Notwithstanding the proneness of mankind to do evil, and the account which some find in playing the knave, yet there cannot be invented a more true and reasonable maxim, than that by which we are assured that honesty is the best policy. If we consider it in respect to the other world, there never was a religion but strictly required it of its votaries. If we examine it upon account of this, we shall find that the honest man, provided his other talents are not deficient, always carries the preference in our esteem, before any other, in whatever business he thinks fit to employ himself.

Fable XVIII.
The Fir and a Bramble.

My head, says the boasting Fir-tree to the humble Bramble, is advanced among the stars; I furnish beams for palaces, and masts for shipping; the very sweat of my body is a sovereign remedy for the sick and wounded: whereas thou, O rascally Bramble, runnest creeping in the dirt, and art good for nothing in the world but mischief.
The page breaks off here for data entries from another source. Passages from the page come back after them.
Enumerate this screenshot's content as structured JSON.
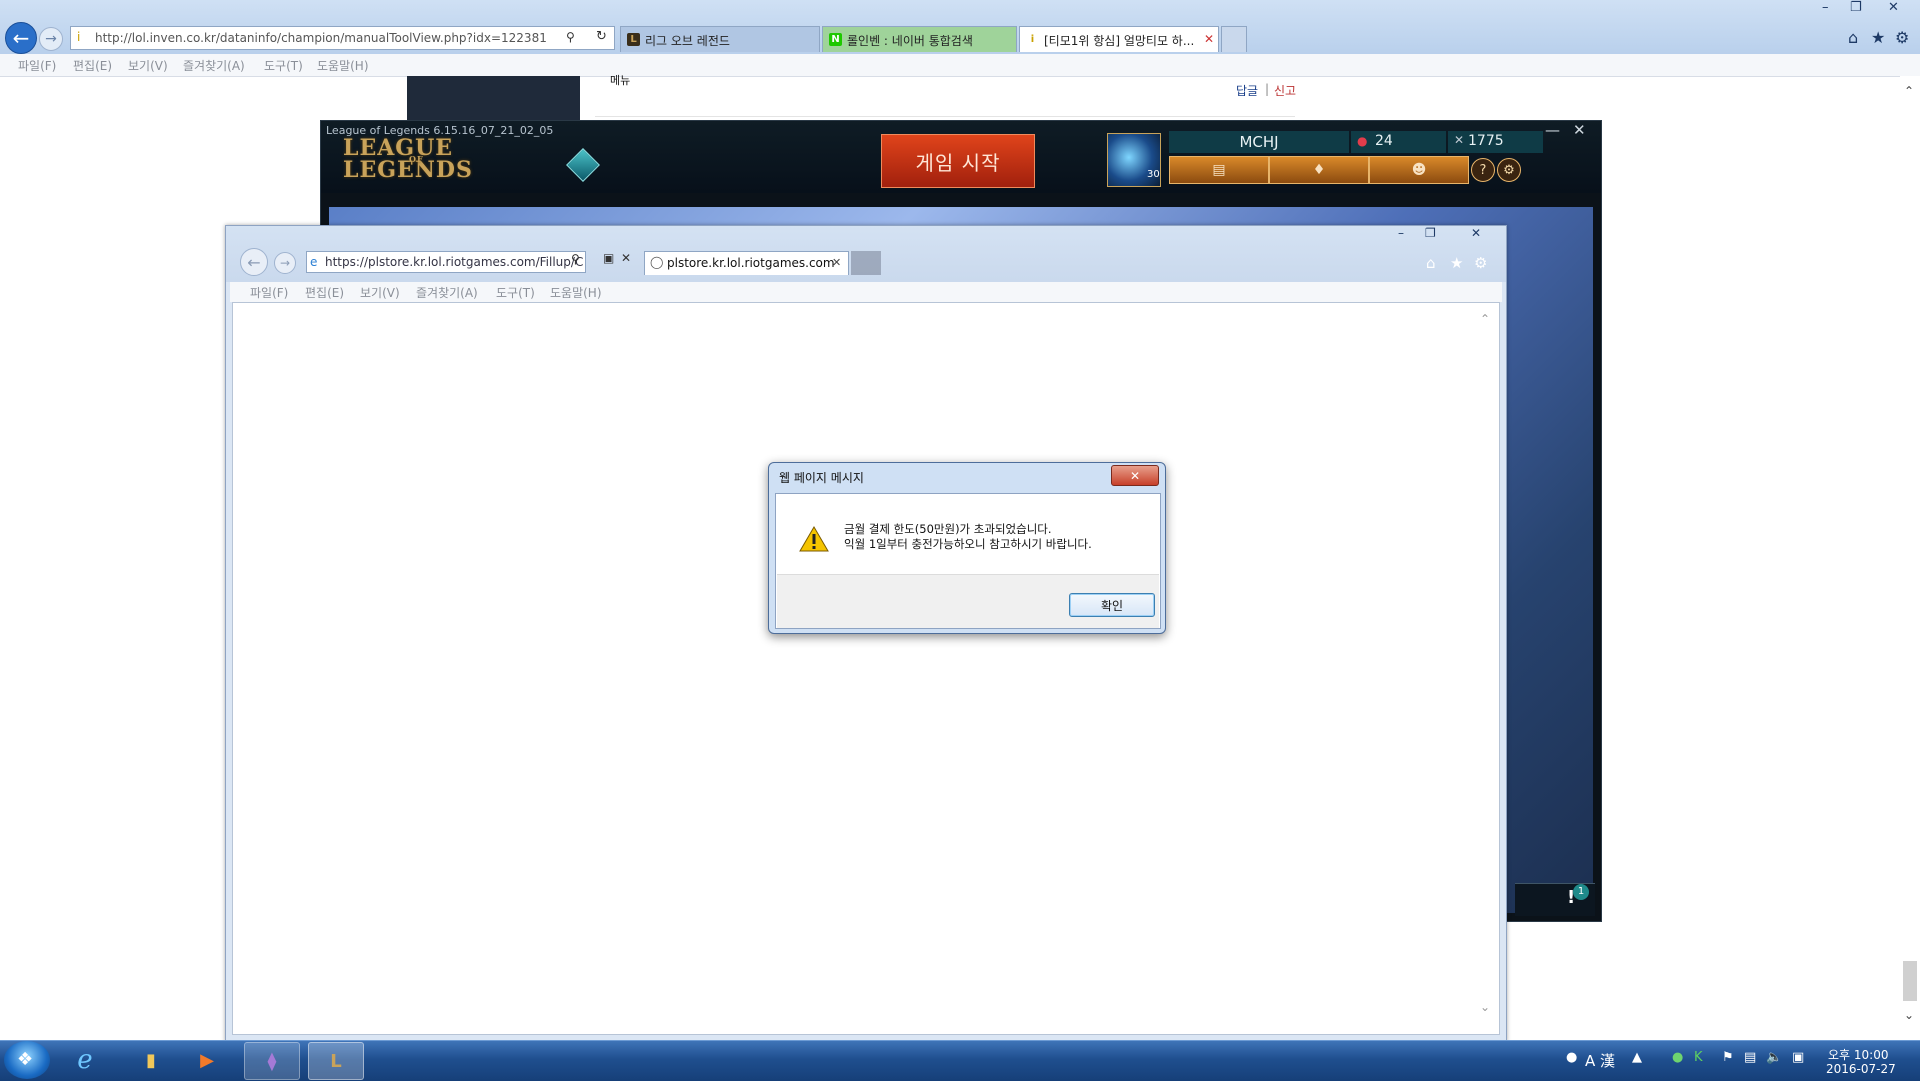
{
  "outer_browser": {
    "address": "http://lol.inven.co.kr/dataninfo/champion/manualToolView.php?idx=122381",
    "tabs": [
      {
        "label": "리그 오브 레전드",
        "color": "#b0c6e3"
      },
      {
        "label": "롤인벤 : 네이버 통합검색",
        "color": "#9fd39a"
      },
      {
        "label": "[티모1위 항심] 얼망티모 하...",
        "color": "#ffffff"
      }
    ],
    "tab_close": "✕",
    "menu": [
      "파일(F)",
      "편집(E)",
      "보기(V)",
      "즐겨찾기(A)",
      "도구(T)",
      "도움말(H)"
    ],
    "window_controls": [
      "–",
      "❐",
      "✕"
    ],
    "right_icons": [
      "⌂",
      "★",
      "⚙"
    ]
  },
  "background_page": {
    "link_text": "메뉴",
    "reply_text": "답글",
    "separator": "|",
    "report_text": "신고"
  },
  "lol_client": {
    "version": "League of Legends 6.15.16_07_21_02_05",
    "logo_line1": "LEAGUE",
    "logo_of": "OF",
    "logo_line2": "LEGENDS",
    "play_button": "게임 시작",
    "summoner_name": "MCHJ",
    "level": "30",
    "rp": "24",
    "ip": "1775",
    "window_controls": [
      "—",
      "✕"
    ],
    "alert_icon": "!",
    "alert_badge": "1"
  },
  "inner_browser": {
    "address": "https://plstore.kr.lol.riotgames.com/Fillup/C",
    "tab_label": "plstore.kr.lol.riotgames.com",
    "menu": [
      "파일(F)",
      "편집(E)",
      "보기(V)",
      "즐겨찾기(A)",
      "도구(T)",
      "도움말(H)"
    ],
    "window_controls": [
      "–",
      "❐",
      "✕"
    ],
    "right_icons": [
      "⌂",
      "★",
      "⚙"
    ]
  },
  "dialog": {
    "title": "웹 페이지 메시지",
    "line1": "금월 결제 한도(50만원)가 초과되었습니다.",
    "line2": "익월 1일부터 충전가능하오니 참고하시기 바랍니다.",
    "ok_label": "확인",
    "close_label": "✕"
  },
  "taskbar": {
    "apps": [
      "internet-explorer",
      "file-explorer",
      "media-player",
      "visual-studio",
      "league-of-legends"
    ],
    "time": "오후 10:00",
    "date": "2016-07-27",
    "ime": "A 漢"
  },
  "colors": {
    "accent": "#2a6fc9",
    "play_button": "#c7301a",
    "lol_gold": "#c9a35a"
  }
}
I pretend not to vie with thee, said the Bramble, in the points thou gloriest in. But, not to insist upon it, that He who made thee a lofty Fir, could have made thee an humble Bramble, I pray thee tell me, when the Carpenter comes next with the axe into the wood, to fell timber, whether thou hadst not rather be a Bramble than a Fir-tree?

Morals.

Poverty secures a man from many dangers; whereas the rich and the mighty are the mark of malice and cross fortune; and still the higher they are, the nearer the thunder.

Minions of fortune, pillars of the state,

Round your exalted heads what tempests low’r!